A Câmara Municipal aprovou, na sessão legislativa da última segunda-feira, emenda à Lei Orgânica do Município (LOM) que desobriga prefeito, vice, vereadores, secretários e presidentes de empresas e autarquias municipais de publicarem, no Diário Oficial do Município (DOM), suas declarações de bens e renda.
Cinco parlamentares votaram contra a emenda: Rodrigo Agostinho (PMDB), José Eduardo Ávila (PPB), Luiz Carlos Valle (PDT), Milton Dota Jr. (PPS) e Paulo Madureira (PPB).

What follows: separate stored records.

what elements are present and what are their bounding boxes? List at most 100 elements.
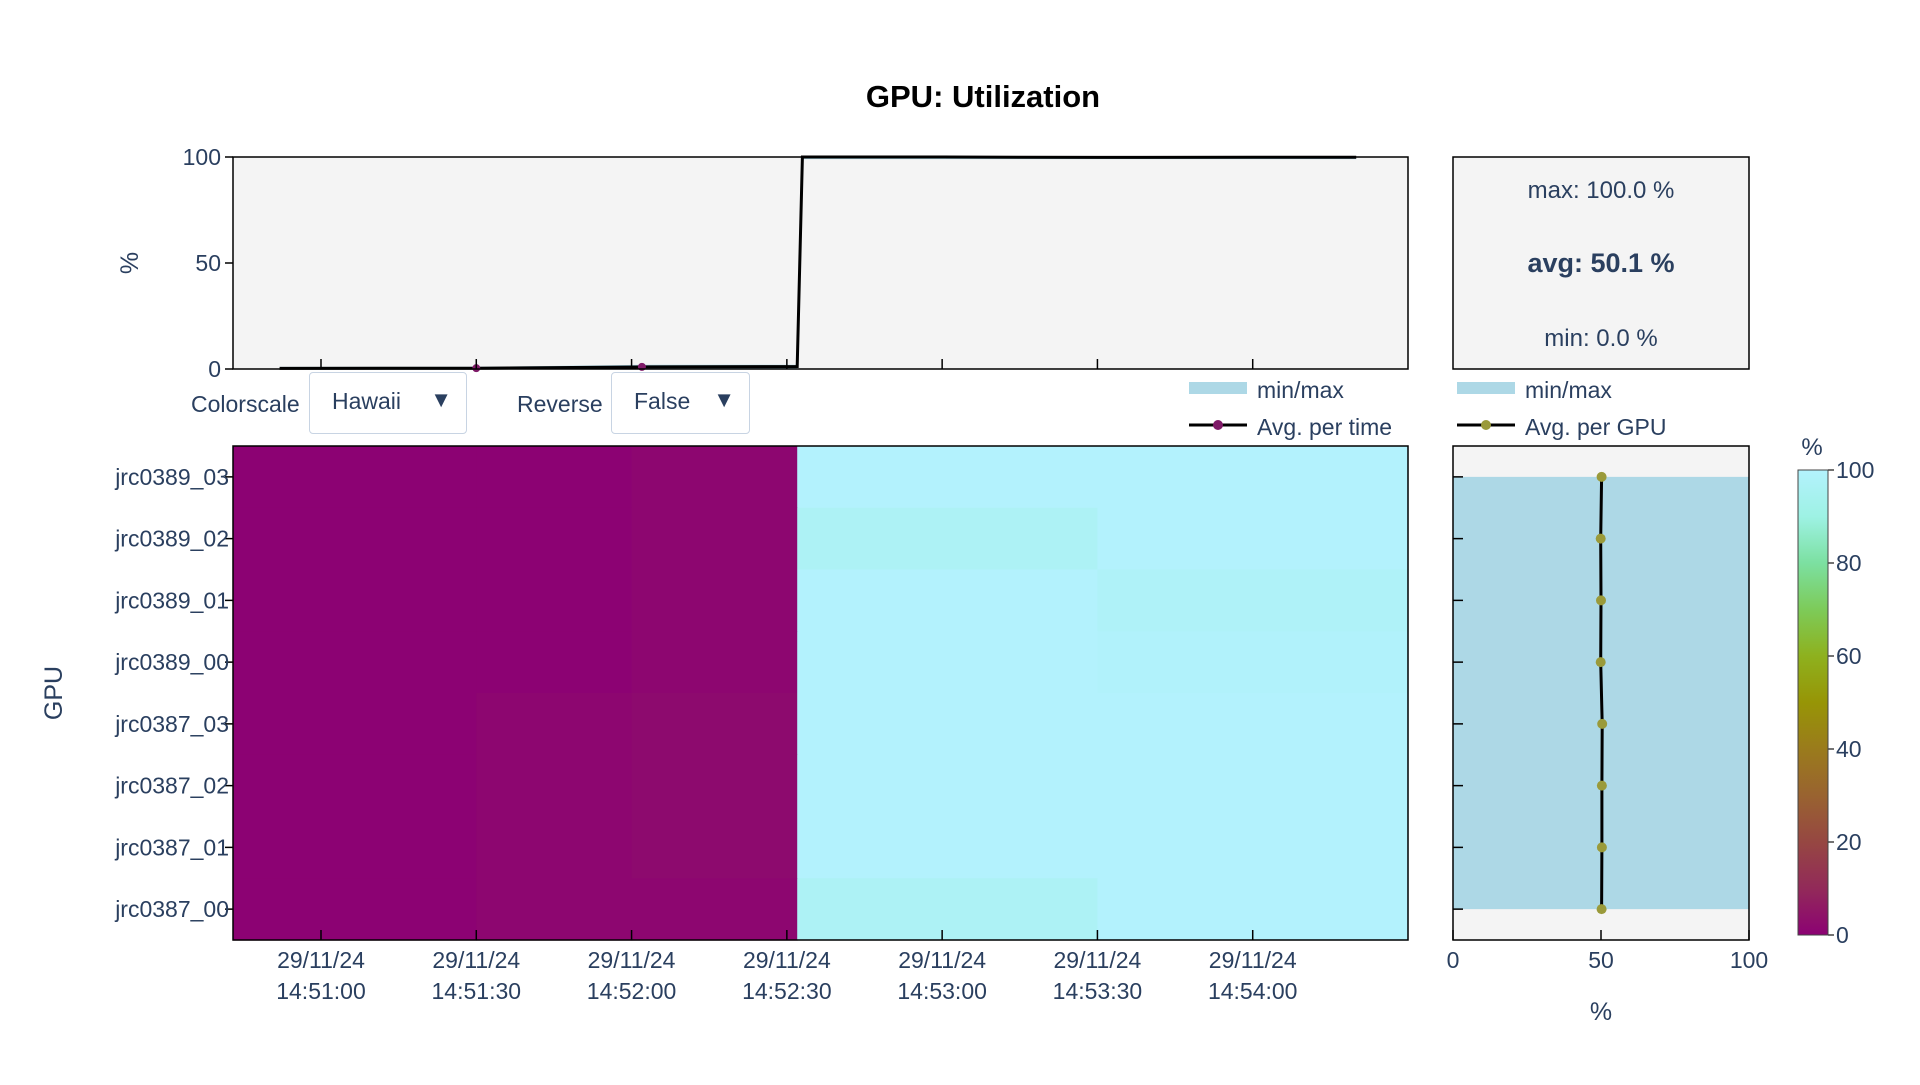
heatmap-cell — [233, 446, 477, 509]
reverse-label: Reverse — [517, 391, 603, 417]
gpu-label: jrc0389_00 — [114, 649, 229, 675]
avg-per-gpu-point — [1596, 595, 1606, 606]
colorbar-tick-label: 0 — [1836, 922, 1849, 948]
heatmap-cell — [1097, 693, 1409, 756]
avg-per-gpu-point — [1596, 471, 1607, 482]
side-x-axis-title: % — [1590, 998, 1612, 1026]
top-y-axis-title: % — [116, 252, 144, 274]
heatmap-cell — [631, 569, 798, 632]
heatmap-cell — [797, 446, 1099, 509]
heatmap-cell — [1097, 816, 1409, 879]
chart-title: GPU: Utilization — [866, 79, 1100, 114]
avg-per-gpu-point — [1595, 657, 1606, 668]
heatmap-cell — [1097, 631, 1409, 694]
gpu-label: jrc0387_03 — [114, 711, 229, 737]
colorbar-title: % — [1801, 434, 1822, 461]
heatmap-cell — [631, 878, 798, 941]
xtick-date-label: 29/11/24 — [1054, 947, 1142, 973]
heatmap-cell — [797, 693, 1099, 756]
avg-per-gpu-point — [1597, 718, 1608, 729]
heatmap-cell — [476, 693, 633, 756]
side-xtick-label: 100 — [1730, 947, 1768, 973]
gpu-label: jrc0387_01 — [114, 834, 229, 860]
heatmap-cell — [1097, 754, 1409, 818]
heatmap-cell — [476, 446, 633, 509]
heatmap-cell — [476, 816, 633, 879]
xtick-date-label: 29/11/24 — [588, 947, 676, 973]
heatmap-cell — [631, 754, 798, 818]
stats-box — [1452, 156, 1750, 370]
xtick-date-label: 29/11/24 — [898, 947, 986, 973]
chevron-down-icon: ▼ — [430, 387, 452, 412]
heatmap-cell — [631, 816, 798, 879]
chevron-down-icon: ▼ — [713, 387, 735, 412]
xtick-date-label: 29/11/24 — [277, 947, 365, 973]
colorscale-dropdown[interactable]: Hawaii ▼ — [309, 372, 467, 434]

Uma emenda de autoria de José Clemente Rezende (PPS), aprovada pelo plenário, tornou a obrigação facultativa, ou seja aqueles ocupantes de cargos públicos que desejarem publicar suas declarações de bens e renda no DOM poderão fazê-lo.
A votação da emenda foi tensa. A maioria dos vereadores tentou promover uma votação discreta da proposta, mas Agostinho pediu a palavra para comentar sua posição contrária, fato que desagradou a muitos. O peemedebista voltou a alertar os parlamentares sobre a existência da lei federal 8.730, de 1993, sancionada pelo ex-presidente Itamar Franco, que exige a publicação da declaração de bens e renda em órgãos oficiais de comunicação.
Alguns vereadores defenderam a proposta justificando que o assunto envolvia questão de segurança pessoal e de suas famílias. Embora agora seja facultativa a publicação, de qualquer forma os ocupantes de cargos públicos terão que enviar os documentos ao Poder Legislativo, onde ficarão arquivados à disposição da população. Para consultá-los, bastará o encaminhamento de um requerimento ao presidente da Câmara.
A obrigatoriedade do prefeito, vice, vereadores, secretários e presidentes de empresas e autarquias municipais de encaminharem ao Legislativo a declaração de bens e renda remonta a gestão do ex-prefeito Tidei de Lima (PMDB). Na época, bastava encaminhar a documentação ao Legislativo, já que não havia a circulação do Diário Oficial do Município.
Em 1998, o vereador Luiz Carlos Valle propôs a emenda que obrigava a publicação do documento no DOM.